Zo is het, dat Wij, de Raad van State gehoord, en met gemeen overleg der Staten-Generaal, hebben goedgevonden en verstaan, gelijk Wij goedvinden en verstaan bij deze:

ARTIKEL I

De Faillissementswet wordt als volgt gewijzigd:

A

Artikel 212a wordt als volgt gewijzigd:

1. In onderdeel f wordt na de zinsnede «een afwikkelende instantie» ingevoegd: een systeemexploitant.

2. Onderdeel g vervalt.

3. In onderdeel k wordt na «een centrale bank» ingevoegd: , een centrale tegenpartij.

4. Onder vervanging van de punt aan het slot van onderdeel n door een puntkomma worden na onderdeel n drie onderdelen ingevoegd, luidende:

o. werkdag:

de periode voor afwikkeling zowel overdag als ’s nachts, en die alle gebeurtenissen omvat die tijdens de bedrijfscyclus van een systeem plaatsvinden;

p. interoperabele systemen:

twee of meer systemen waarvan de systeemexploitanten een onderlinge regeling hebben getroffen voor de uitvoering tussen de systemen van overboekingsopdrachten;

q. systeemexploitant:

een door de Minister van Financiën op grond van artikel 212d aangewezen systeemexploitant.

B

[Vervallen]

C

Artikel 212b wordt als volgt gewijzigd:

1. Het woord «instelling» wordt telkens vervangen door: deelnemer.

2. Aan het slot van het eerste lid wordt ingevoegd: of rechten en verplichtingen die voor een deelnemer ingevolge of in verband met zijn deelname aan het systeem ontstaan.

3. In het tweede lid vervalt de zinsnede «die deelneemt».

4. In het derde lid wordt de zinsnede «op de dag van de faillietverklaring» vervangen door «binnen een werkdag als omschreven in de regels van het systeem, gedurende welke de faillietverklaring heeft plaatsgevonden», wordt de zinsnede «centrale tegenpartij, de afwikkelende instantie of het verrekeningsinstituut» vervangen door «systeemexploitant» en wordt de zinsnede «ten tijde van de uitvoering van de opdracht» vervangen door: op het tijdstip waarop deze opdrachten onherroepelijk worden.

5. In het vierde lid wordt aan het slot toegevoegd: alsmede in geval van een faillietverklaring van een systeemexploitant van een interoperabel systeem die geen deelnemer is.
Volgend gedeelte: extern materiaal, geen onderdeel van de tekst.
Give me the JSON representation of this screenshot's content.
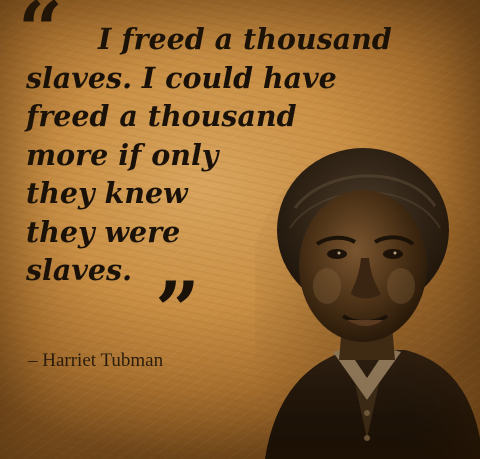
{
  "quote": {
    "open_mark": "“",
    "lines": [
      "I freed a thousand",
      "slaves. I could have",
      "freed a thousand",
      "more if only",
      "they knew",
      "they were",
      "slaves."
    ],
    "close_mark": "”"
  },
  "attribution": "– Harriet Tubman",
  "colors": {
    "background": "#c98f45",
    "text": "#1a1208"
  }
}
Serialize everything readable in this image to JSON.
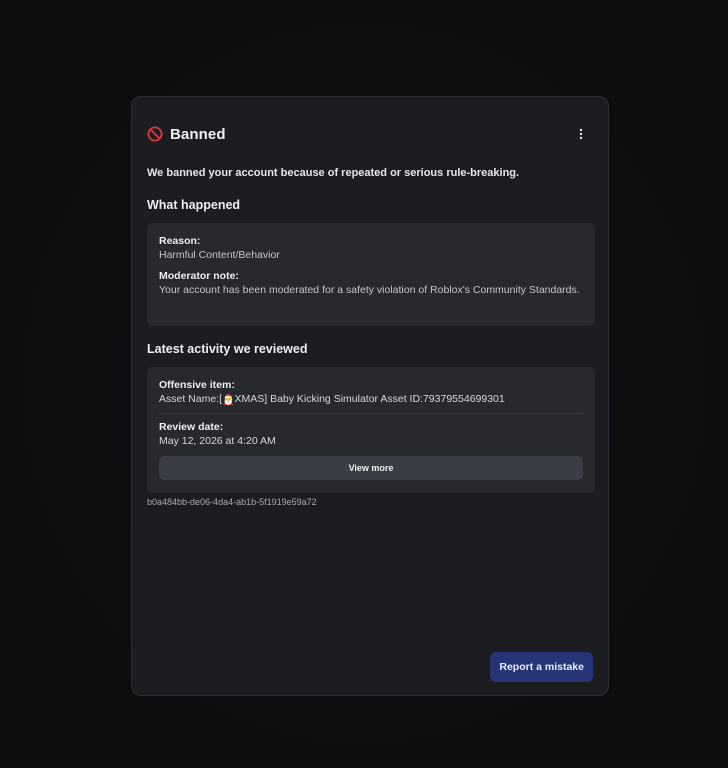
{
  "modal": {
    "title": "Banned",
    "title_icon": "ban-icon",
    "menu_icon": "more-vertical-icon",
    "intro": "We banned your account because of repeated or serious rule-breaking."
  },
  "what_happened": {
    "heading": "What happened",
    "reason_label": "Reason:",
    "reason_value": "Harmful Content/Behavior",
    "note_label": "Moderator note:",
    "note_value": "Your account has been moderated for a safety violation of Roblox's Community Standards."
  },
  "activity": {
    "heading": "Latest activity we reviewed",
    "item_label": "Offensive item:",
    "item_prefix": "Asset Name:[",
    "item_suffix": "XMAS] Baby Kicking Simulator Asset ID:79379554699301",
    "item_emoji": "🎅",
    "date_label": "Review date:",
    "date_value": "May 12, 2026 at 4:20 AM",
    "view_more_label": "View more"
  },
  "reference_id": "b0a484bb-de06-4da4-ab1b-5f1919e59a72",
  "footer": {
    "report_label": "Report a mistake"
  },
  "colors": {
    "background": "#0e0f11",
    "modal": "#1c1d21",
    "box": "#27292f",
    "ban_icon": "#e0383e",
    "report_button": "#263578"
  }
}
6. Na het vierde lid wordt een lid ingevoegd, luidende:

  • 5. Bij interoperabele systemen stelt elk systeem in zijn eigen regels het tijdstip van invoering en het tijdstip van onherroepelijkheid in het systeem zodanig vast dat er zoveel mogelijk voor wordt gezorgd dat de regels van alle betrokken interoperabele systemen in dit opzicht gecoördineerd worden. Tenzij zulks in de regels van de systemen die van de operabele systemen deel uitmaken uitdrukkelijk is bepaald, laten de regels van de andere systemen waarmee een systeem interoperabel is, de in dat systeem gehanteerde regels over het tijdstip van invoering en onherroepelijkheid onverlet.

D

Artikel 212d, wordt als volgt gewijzigd:

1. Het eerste lid wordt als volgt gewijzigd:

a. De zinsnede «als systeem» wordt vervangen door: als systeemexploitant en het onderscheiden systeem.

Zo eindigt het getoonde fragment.